# HELP!!! Daughter turned off car without the IKey in it!



## nissanaltima (Mar 2, 2014)

So I am a mommy of a 10 year old a 4 year old and a baby. We were on our way out the door yesterday and I went and started the car with the I Key and loaded the kids in and then took the Ikey went to lock up the house (all my keys are on the same key ring). When I got to the door my oldest came to inform me the baby was crying. She had woke and was hungry so I unloaded the kids and went back inside to feed baby and forgot to kill the car. It was on low fuel anyway, and I guess sitting running for 45 min it ran out of fuel. Now I cant restart it. I know it has something to do with it running out of fuel without the IKEY in it. Is there a way to fix this without having it towed into a dealership?


----------



## b13er (Apr 7, 2010)

So you tried adding more fuel to it right lol?

I would call the dealership and see if they can give you any answers over the phone.

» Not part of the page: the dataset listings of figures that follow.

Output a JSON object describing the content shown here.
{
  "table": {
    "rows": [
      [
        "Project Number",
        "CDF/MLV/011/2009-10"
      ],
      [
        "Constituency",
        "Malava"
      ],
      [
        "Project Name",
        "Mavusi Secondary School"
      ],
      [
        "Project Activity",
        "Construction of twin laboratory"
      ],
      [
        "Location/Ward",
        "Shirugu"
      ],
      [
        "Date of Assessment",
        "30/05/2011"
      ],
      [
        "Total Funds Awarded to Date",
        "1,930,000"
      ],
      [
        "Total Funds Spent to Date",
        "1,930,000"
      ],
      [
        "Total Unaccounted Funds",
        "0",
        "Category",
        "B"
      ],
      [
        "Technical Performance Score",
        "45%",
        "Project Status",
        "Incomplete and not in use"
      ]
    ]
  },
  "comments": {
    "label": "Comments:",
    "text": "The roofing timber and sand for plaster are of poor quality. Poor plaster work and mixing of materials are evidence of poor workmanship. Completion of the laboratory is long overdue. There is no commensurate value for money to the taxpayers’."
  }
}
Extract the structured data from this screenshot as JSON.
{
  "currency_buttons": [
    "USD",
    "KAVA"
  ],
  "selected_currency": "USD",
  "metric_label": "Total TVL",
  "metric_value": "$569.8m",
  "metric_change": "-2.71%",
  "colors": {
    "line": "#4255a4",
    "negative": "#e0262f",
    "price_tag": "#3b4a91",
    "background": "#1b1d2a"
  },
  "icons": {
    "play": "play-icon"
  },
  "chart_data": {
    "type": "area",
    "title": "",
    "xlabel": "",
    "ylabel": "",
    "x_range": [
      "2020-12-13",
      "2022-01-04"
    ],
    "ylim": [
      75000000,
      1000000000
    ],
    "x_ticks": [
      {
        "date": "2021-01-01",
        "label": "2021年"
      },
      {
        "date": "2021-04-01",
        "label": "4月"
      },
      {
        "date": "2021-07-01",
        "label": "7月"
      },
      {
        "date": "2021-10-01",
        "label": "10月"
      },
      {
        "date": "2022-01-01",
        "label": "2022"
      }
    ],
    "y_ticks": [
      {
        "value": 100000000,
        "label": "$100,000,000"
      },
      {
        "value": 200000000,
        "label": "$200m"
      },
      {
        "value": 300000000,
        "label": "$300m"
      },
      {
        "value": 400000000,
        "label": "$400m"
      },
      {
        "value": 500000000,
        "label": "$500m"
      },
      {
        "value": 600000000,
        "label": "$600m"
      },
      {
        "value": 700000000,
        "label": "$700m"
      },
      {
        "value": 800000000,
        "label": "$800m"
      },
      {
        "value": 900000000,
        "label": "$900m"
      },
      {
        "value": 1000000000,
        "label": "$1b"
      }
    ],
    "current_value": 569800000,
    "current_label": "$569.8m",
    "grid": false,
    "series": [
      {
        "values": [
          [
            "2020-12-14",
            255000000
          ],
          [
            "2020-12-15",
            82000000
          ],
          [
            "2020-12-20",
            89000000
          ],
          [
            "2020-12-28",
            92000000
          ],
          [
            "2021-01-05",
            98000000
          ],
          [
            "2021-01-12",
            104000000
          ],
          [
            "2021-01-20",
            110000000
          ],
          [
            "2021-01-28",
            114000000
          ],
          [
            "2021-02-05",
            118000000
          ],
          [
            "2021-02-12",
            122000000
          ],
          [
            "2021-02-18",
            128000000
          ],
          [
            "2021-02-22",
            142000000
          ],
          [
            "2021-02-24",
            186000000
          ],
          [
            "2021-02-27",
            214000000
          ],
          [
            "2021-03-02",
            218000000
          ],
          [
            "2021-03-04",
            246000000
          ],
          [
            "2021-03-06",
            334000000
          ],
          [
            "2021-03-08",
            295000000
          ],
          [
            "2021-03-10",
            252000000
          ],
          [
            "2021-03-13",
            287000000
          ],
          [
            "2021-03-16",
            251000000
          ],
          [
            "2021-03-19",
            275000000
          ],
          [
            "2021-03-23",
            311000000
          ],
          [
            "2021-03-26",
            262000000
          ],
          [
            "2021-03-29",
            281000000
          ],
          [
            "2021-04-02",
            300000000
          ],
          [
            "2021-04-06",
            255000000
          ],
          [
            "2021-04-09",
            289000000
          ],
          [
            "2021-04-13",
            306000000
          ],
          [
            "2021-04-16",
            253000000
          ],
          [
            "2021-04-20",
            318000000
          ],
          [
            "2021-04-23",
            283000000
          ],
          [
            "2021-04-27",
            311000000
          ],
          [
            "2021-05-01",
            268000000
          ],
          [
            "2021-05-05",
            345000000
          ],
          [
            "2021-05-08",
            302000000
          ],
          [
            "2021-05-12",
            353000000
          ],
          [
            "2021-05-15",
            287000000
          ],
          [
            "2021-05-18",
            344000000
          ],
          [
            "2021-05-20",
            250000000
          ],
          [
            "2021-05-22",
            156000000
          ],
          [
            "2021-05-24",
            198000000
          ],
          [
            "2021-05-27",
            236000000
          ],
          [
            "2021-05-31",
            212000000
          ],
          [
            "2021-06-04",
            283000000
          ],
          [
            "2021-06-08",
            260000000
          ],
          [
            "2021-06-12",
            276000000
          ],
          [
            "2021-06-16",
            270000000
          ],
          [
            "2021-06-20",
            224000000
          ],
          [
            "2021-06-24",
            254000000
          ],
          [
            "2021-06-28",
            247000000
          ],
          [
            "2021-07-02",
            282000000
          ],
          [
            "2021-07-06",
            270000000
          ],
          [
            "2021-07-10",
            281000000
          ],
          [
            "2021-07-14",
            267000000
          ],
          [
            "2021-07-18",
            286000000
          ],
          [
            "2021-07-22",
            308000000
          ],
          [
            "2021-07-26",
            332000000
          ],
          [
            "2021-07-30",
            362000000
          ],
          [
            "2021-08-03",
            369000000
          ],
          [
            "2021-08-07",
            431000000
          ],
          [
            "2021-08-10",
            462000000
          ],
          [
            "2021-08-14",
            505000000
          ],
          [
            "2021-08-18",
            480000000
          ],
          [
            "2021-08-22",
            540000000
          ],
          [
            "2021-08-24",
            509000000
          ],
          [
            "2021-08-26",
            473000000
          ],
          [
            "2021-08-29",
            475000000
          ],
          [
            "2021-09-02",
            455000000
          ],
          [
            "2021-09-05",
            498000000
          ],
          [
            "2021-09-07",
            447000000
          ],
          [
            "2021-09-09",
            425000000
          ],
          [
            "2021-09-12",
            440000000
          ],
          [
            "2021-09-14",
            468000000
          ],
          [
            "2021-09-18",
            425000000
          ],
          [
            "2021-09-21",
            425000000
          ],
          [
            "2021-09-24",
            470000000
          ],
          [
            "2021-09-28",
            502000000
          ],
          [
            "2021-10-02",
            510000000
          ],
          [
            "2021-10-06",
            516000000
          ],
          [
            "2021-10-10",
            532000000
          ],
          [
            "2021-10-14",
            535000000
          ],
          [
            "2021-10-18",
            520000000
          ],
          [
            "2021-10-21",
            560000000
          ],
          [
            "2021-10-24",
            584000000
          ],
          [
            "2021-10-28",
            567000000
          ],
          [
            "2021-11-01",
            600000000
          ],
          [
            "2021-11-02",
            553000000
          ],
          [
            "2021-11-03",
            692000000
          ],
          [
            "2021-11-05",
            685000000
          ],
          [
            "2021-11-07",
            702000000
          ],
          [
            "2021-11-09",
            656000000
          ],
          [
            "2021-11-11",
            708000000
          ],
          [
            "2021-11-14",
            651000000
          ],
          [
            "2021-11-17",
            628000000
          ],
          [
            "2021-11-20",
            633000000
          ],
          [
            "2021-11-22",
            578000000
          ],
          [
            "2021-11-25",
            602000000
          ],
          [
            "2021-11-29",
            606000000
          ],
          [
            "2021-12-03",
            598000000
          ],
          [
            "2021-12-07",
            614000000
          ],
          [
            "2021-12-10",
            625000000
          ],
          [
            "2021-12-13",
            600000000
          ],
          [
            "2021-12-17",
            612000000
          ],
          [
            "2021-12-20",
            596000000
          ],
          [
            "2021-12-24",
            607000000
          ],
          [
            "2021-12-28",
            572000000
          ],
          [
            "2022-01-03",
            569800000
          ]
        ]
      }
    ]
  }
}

Ask to speak to a mechanic. I imagine it's something simple you can do(like unplugging the battery for a few hours), and a lot of times the dealership is happy to help you with a simple problem over the phone. If they are being a pain an insisting that you bring the car in, just call a different nissan dealership.


----------



## jlblesh78 (Mar 16, 2014)

*Do you have a second iKey?*

I don't mean to be snarky, but did you add gas to it and try to start it again? 

Also, do you have another iKey you can try using to see if it'll start? I was given two with my Altima.

JennB.


----------